Endometriosis is when endometrium (which is the tissue that lines the uterus) grows in places outside of the uterus. It's estimated that up to 50% women with endometriosis will have difficulty getting pregnant. 

The most common symptoms of endometriosis include painful periods and pelvic pain at times besides menstruation. However, many women with endometriosis will have no obvious symptoms.

Endometriosis is commonly misdiagnosed or simply just missed. Endometriosis can't be diagnosed with a blood test or ultrasound. It requires diagnostic laparoscopic surgery

Because of this, proper diagnosis takes an average of 7.5 years.

Underlying Medical Problems

Underlying medical problems can lead to infertility in both men and women.

For example, problems with the thyroid or undiagnosed diabetes can lead to infertility. While it's not well understood, depression is associated with infertility

Some autoimmune diseases, like lupus or undiagnosed celiac disease, can cause infertility. 

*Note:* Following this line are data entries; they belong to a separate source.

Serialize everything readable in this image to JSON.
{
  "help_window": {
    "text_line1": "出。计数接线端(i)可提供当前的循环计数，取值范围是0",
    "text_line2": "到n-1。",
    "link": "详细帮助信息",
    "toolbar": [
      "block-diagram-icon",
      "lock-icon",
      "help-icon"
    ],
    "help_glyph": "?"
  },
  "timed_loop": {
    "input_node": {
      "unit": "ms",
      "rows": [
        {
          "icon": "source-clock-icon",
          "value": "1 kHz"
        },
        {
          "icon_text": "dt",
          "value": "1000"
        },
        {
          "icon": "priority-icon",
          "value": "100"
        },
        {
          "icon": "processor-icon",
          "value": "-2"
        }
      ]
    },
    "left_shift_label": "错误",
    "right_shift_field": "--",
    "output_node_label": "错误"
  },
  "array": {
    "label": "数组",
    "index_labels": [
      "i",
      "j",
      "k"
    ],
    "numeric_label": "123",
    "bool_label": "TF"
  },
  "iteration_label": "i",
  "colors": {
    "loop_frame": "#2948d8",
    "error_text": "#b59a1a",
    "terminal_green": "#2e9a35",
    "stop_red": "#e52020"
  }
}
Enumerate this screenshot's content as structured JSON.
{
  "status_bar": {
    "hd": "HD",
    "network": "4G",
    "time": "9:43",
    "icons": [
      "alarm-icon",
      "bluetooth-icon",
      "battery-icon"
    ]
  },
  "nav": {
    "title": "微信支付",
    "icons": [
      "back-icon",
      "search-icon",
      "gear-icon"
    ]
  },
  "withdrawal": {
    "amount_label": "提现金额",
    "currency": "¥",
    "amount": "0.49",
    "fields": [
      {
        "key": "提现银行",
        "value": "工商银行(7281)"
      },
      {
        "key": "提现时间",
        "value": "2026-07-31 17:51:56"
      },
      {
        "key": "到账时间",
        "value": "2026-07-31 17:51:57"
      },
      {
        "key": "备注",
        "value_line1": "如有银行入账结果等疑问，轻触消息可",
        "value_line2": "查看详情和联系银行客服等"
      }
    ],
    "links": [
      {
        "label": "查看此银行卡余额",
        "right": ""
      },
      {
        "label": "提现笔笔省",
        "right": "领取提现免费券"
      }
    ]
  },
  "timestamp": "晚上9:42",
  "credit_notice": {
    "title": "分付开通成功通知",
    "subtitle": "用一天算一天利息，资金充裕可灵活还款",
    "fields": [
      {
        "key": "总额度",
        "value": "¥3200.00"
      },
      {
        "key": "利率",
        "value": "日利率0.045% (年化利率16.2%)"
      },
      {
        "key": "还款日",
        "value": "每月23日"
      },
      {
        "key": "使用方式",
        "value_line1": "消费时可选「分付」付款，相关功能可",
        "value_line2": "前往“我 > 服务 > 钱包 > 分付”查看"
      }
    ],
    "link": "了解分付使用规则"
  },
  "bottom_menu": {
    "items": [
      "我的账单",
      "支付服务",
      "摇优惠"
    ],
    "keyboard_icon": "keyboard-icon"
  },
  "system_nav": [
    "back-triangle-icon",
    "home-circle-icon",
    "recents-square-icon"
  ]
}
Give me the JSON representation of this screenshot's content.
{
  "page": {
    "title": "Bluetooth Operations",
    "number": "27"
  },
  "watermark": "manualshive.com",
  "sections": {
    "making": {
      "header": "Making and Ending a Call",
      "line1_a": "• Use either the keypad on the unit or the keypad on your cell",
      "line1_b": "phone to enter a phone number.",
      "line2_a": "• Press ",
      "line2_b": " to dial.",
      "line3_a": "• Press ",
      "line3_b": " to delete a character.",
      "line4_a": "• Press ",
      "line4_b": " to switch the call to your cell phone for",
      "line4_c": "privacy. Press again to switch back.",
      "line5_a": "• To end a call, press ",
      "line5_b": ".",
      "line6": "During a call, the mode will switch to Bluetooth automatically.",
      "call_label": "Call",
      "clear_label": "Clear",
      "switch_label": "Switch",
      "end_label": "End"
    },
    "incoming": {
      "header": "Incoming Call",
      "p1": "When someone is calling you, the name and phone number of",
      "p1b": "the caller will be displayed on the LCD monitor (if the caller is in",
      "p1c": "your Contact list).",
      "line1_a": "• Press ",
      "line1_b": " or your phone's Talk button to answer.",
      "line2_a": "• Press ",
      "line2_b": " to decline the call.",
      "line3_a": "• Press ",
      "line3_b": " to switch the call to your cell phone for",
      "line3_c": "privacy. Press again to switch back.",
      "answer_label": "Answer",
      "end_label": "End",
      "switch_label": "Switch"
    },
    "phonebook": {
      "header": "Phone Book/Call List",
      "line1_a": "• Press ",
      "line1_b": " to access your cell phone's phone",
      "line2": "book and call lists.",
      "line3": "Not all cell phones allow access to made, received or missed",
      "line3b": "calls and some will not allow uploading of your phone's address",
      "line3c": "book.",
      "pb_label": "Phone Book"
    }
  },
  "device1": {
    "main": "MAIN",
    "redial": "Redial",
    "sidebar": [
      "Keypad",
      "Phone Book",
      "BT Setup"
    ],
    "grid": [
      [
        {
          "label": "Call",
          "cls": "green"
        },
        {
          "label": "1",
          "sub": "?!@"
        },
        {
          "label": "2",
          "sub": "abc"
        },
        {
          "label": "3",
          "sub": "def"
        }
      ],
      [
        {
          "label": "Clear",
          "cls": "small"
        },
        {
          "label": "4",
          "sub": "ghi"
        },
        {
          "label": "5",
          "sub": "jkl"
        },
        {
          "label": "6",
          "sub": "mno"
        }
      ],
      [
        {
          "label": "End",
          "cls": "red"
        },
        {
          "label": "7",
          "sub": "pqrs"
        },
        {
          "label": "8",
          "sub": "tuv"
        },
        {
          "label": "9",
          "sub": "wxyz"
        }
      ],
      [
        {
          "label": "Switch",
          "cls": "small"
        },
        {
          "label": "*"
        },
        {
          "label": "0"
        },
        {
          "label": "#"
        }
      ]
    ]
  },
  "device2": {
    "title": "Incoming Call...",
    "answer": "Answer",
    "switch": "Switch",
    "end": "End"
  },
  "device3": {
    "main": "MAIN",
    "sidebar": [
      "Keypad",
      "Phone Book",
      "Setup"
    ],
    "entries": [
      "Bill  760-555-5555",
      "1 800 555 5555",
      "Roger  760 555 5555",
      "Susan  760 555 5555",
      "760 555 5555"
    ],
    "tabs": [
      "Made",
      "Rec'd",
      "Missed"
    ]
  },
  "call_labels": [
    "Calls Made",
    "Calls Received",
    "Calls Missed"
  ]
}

Some prescribed medications impact fertility. Never stop taking a medication without talking to your doctor first. Make sure both your doctor and your partner's doctor know you're trying to get pregnant. 

Also, an undiagnosed sexually transmitted illness can cause infertility. You may not have any symptoms of the illness.

Unexplained Infertility

Between 25% to 30% of infertile couples never find out why they can't get pregnant. 

Some doctors say this is a lack of good diagnosis. They say is no such thing as unexplained infertility but only undiscovered or undiagnosed problems.

The fact remains, though, that some couples don't get answers. 

What Should You Do if You Can't Get Pregnant?

You and your partner may seem to be in perfect health. You may have a textbook 28-day menstrual cycle. But that doesn't mean you're guaranteed perfect results when trying to get pregnant.

The reasons for infertility aren't always observable to the lay person.

For this reason, if you've been trying to conceive for one year (or six months if you're 35 years or older), please get help. 

Don't wait.

Some causes of infertility worsen with time.

The sooner you get help, the more likely fertility treatments will work for you.